Alive...All Alive investigates the likelihood of the men’s survival, the possible outcomes of the incident, and the flawed Court of Inquiry that followed. Included are first hand accounts of the weather that day from veterans, airstrip conversations with the missing pilot, and many other details not disclosed in the Court of Inquiry.
The book takes a deep-dive into war-time radio technology, explores clandestine military activity at the time, and dissects witness statements and exhibits in plain language.
This is a must-read for anyone interested in war-time aviation, military radio technology, and survival in the Pacific War.
Like many Australians, I have always had an affinity with World War 2, and I’ve always wondered why. Perhaps it’s because I see it as an era where we focused less on the individual, and instead pulled together as one community for a single greater cause.
I’m not obsessed with war, far from it. And I don’t like to glorify it either. But it’s the human stories of war that interest me. It’s trying to understand how seemingly everyday people keep going when the war has pushed their emotions, resilience, and fortitude beyond breaking point. And I’m still staggered by those little war-time nuggets that I stumble across while researching too. Stories of ordinary men and women doing extraordinary things, then packing it all up to return to civilian life.

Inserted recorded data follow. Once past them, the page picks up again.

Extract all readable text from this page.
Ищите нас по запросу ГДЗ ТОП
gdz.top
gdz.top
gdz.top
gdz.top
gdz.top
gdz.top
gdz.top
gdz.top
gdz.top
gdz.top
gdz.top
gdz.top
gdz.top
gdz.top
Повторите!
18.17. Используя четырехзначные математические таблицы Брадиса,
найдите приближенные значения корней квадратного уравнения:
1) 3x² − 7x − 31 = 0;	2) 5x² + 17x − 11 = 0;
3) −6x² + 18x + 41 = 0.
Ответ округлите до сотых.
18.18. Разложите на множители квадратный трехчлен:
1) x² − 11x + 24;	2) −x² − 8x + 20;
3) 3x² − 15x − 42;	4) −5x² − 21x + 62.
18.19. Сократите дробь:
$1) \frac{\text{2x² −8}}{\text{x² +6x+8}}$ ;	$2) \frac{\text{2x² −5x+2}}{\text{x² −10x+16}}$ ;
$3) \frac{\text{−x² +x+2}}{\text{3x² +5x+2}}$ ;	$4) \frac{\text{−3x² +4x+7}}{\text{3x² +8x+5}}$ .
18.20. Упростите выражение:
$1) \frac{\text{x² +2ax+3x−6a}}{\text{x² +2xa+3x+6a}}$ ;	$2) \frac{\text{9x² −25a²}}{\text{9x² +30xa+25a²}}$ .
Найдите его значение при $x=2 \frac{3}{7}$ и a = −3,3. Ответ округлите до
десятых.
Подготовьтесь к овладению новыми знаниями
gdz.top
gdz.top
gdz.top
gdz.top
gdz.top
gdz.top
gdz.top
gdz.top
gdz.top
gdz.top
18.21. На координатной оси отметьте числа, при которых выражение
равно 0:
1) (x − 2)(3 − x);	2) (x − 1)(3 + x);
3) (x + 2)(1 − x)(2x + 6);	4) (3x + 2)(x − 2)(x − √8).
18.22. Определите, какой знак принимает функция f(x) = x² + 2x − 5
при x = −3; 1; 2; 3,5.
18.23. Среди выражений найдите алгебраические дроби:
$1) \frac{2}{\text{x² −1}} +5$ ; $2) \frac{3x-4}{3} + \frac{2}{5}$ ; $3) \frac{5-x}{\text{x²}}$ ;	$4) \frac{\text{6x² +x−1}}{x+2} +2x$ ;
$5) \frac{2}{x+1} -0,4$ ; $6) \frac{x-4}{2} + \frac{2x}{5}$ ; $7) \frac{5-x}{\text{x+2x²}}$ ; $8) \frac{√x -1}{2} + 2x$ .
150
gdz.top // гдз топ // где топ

I’ve trekked Kokoda in Papua New Guinea, visited the Australian War Memorial in Canberra, toured Sandakan where the dreaded Death March took place, and attended an ANZAC Dawn Service in Darwin, where this story is centred. These are all things that many Australians do to not only pay our respects, but to reach back into the past and get a feeling for what it was like back then. In that sense, investigating and documenting this story has at times drawn me back to 1945 so completely that I felt the need to take a break from it periodically - just to get my head back into matters of the present!
I don’t see myself as a war historian, nor do I see myself as a military aficionado, but I’ve worked hard to bring this story to light because I think it’s one worth telling. It’s a story I hope you enjoy reading as much as I enjoyed researching.